Seharusnya pemerintah tidak masuk ke wilayah agama, karena akan lebih terukur jika menggunakan kebijakan atau regulasi.
Semarang (ANTARA News) - Ekonom Universitas Islam Sultan Agung (Unissula) Semarang, Titik Sumiati, berpendapat bahwa masalah bahan bakar minyak (BBM) bukan ranah Majelis Ulama Indonesia (MUI), karena hal ini adalah masalah ekonomi murni.

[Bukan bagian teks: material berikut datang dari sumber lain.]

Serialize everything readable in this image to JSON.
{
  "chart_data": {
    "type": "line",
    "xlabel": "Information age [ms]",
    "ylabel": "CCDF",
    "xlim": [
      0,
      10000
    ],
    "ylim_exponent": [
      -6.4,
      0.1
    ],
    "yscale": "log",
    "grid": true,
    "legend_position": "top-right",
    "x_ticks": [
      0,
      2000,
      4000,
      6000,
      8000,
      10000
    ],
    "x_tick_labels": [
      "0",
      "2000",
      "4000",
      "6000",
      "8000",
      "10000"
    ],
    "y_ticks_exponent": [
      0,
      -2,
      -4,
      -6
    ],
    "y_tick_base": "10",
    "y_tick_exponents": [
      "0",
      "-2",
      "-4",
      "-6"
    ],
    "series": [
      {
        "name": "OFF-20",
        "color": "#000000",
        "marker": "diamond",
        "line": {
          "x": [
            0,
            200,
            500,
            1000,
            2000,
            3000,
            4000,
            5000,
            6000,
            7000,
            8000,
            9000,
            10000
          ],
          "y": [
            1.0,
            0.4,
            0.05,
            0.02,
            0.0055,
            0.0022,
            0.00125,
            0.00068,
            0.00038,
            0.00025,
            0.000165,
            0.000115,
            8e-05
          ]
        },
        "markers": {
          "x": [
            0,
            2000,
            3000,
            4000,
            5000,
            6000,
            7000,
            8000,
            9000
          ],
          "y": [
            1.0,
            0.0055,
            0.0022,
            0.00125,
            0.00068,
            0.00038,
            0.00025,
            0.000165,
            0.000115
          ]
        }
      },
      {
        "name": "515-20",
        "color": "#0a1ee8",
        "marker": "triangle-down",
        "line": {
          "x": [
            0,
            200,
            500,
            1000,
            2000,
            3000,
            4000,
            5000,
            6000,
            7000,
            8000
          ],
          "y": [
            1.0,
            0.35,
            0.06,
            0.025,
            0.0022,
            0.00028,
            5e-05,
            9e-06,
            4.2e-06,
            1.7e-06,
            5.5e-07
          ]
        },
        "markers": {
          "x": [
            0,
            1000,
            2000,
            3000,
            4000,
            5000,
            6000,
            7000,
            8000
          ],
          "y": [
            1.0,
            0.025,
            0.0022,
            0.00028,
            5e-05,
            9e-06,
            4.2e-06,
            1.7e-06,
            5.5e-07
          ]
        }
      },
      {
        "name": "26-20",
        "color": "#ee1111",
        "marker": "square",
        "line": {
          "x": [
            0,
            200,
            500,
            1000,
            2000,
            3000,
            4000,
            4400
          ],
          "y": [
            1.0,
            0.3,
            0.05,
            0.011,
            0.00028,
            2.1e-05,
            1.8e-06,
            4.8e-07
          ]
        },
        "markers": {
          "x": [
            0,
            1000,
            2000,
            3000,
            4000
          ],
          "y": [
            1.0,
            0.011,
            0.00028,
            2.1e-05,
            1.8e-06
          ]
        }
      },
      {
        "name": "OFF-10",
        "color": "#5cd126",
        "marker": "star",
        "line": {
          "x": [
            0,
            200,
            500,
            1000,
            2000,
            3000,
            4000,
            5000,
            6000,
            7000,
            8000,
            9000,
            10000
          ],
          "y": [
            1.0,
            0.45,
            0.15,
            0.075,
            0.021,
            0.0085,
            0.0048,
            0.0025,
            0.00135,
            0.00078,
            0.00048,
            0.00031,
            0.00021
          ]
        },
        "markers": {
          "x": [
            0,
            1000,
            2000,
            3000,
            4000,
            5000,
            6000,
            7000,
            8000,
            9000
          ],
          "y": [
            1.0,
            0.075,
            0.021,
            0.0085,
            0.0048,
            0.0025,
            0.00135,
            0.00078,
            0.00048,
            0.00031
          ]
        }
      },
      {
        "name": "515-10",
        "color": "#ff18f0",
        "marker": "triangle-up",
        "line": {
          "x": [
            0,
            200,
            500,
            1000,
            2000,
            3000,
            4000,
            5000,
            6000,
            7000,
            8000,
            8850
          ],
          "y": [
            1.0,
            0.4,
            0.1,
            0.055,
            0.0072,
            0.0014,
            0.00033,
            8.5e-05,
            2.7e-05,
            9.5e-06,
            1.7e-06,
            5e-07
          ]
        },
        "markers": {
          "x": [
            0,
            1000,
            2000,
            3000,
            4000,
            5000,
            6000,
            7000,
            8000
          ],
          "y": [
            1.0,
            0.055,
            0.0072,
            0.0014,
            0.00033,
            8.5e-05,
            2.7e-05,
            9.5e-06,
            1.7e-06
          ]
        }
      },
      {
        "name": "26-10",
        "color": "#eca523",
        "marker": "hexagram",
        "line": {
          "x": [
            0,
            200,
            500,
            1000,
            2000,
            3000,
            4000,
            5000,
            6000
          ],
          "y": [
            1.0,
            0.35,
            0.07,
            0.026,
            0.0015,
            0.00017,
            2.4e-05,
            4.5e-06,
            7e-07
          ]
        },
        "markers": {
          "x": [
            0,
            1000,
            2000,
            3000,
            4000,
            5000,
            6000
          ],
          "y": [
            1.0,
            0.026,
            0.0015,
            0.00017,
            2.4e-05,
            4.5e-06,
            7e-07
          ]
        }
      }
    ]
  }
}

"Fatwa haram MUI tidak cocok sama sekali. Ini persoalan ekonomi murni. Jadi dengan adanya fatwa tersebut, seolah-olah masyarakat ditakut-takuti. Seharusnya MUI cukup menangani hal-hal yang berurusan dengan religi," kata Titik Sumiati, di Semarang, Kamis.

Titik mengatakan upaya yang seharusnya dilakukan pemerintah adalah dengan melihat terlebih dahulu patokan harga dasar secara obyektif.

"Pemerintah harus melakukan penghitungan harga BBM secara obyektif dan bukan penghitungan secara politis," katanya.

Pendapat senada juga disampaikan ekonom dari Universitas Diponegoro Semarang, FX. Sugiyanto yang berpendapat fatwa haram orang kaya membeli BBM bersubdisi dari MUI tidak akan efektif.

"Seharusnya pemerintah tidak masuk ke wilayah agama, karena akan lebih terukur jika menggunakan kebijakan atau regulasi," kata FX. Sugiyanto.

Menurutnya, pengeluaran fatwa tersebut akan terbentur dari keyakinan pribadi masing-masing dan perilaku seseorang. Oleh karena itu, upaya yang lebih tepat adalah dengan kebijakan.

Penerapan pajak untuk mobil tertentu (milik masyarakat mampu - red), tambah FX. Sugiyanto, justru akan lebih efektif meskipun akan memberikan konsekuensi pada dunia industri.

Sebelumnya, MUI telah mengeluarkan Fatwa No 22 tentang Pertambangan Ramah Lingkungan tertanggal 26 Mei 2011. Proses pertambangan harus sesuai aturan dan untuk kesejahteraan rakyat.

MUI mengeluarkan fatwa masyarakat golongan mampu yang memakai premium merupakan perbuatan dosa, karena mengambil hak orang yang tidak mampu.